からだを男性に近づける治療を今後再開するのかついては、「する予定はあるけど、本当にどうするか、いろいろと話して結論付けていきたい」と話してくれました。

今の日本の法律では、子どもが成人するまで戸籍の性別変更もできないため、「長い目で見ながら考えていきたい」と言います。

妊娠出産を経て、きみちゃんはまわりから「母性が出て来た?」と声をかけられることもあるといいます。しかし自身が男性であるという認識は、揺らぎません。

「子どもを守らなきゃと思うし、でもそれは同じようにちかさんも思っている、母性というより親心だと思う」と、きみちゃんはゆっくりと力強く話します。

2月に自民党など4党は、第三者が提供した精子や卵子を使った不妊治療のルールを定める法案を提出。対象を法律婚の夫婦に限定しました。ビジネス目的で精子・卵子を提供することへの制限や、生まれた子が自分の生物学上の親を知る権利に配慮することなどに触れる初めての法案である一方、法律婚を選ばなかったカップルや自分1人で子どもを育てたいと考える人は対象外としたのです。

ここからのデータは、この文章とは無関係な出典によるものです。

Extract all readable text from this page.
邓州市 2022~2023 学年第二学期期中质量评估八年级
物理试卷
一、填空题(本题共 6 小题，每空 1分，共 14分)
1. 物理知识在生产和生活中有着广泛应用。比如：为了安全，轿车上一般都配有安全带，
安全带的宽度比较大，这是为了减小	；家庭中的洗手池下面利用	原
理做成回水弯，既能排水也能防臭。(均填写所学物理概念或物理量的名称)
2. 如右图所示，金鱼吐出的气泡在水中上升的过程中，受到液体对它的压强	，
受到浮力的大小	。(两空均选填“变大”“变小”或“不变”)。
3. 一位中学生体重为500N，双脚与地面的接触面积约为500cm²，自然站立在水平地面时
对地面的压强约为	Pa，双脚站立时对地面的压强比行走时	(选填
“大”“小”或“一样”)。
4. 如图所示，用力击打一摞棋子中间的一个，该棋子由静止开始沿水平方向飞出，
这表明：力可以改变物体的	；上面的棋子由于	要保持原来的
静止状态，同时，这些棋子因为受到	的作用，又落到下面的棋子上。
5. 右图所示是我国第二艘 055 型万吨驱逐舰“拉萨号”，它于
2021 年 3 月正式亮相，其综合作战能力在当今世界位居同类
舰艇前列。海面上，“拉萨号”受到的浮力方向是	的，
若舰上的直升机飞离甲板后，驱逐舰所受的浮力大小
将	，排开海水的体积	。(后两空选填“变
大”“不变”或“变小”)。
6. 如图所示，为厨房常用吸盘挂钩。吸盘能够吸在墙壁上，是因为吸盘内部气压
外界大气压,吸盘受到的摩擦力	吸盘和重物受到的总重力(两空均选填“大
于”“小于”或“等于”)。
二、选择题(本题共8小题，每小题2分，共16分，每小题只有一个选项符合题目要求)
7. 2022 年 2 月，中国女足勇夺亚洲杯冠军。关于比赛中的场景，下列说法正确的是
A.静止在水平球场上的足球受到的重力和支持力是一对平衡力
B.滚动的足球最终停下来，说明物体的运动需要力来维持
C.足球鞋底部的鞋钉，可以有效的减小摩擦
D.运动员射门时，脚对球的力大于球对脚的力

きみちゃんはからだの性別を女性のままにすることを選び、ちかさんと法律婚をしているため、この法案が成立したことで直接受ける影響はありません。しかし仮に、きみちゃんがからだの性別も戸籍の性別も変えたあとにちかさんと出会っていたら、2人が子どもを持つ未来はなかったことになります。

廃案にはなりましたが、ゲイやレズビアンなどのカップルの生き方を制限しようとする流れが起きたことに、子どもを持ちたい当事者からは、将来への不安の声が上がっているといいます。

取材の1週間前に2人は、札幌市で行われた、子どもを持ちたいLGBTQ当事者の集まりに参加したそうです。

「法律ができるかもしれないとなって、駆け込みで妊娠しているという話を聞いた。子どもがほしいという気持ちは、誰しもが持っていい当たり前の気持ちなんだと伝えたい」ときみちゃんは話します。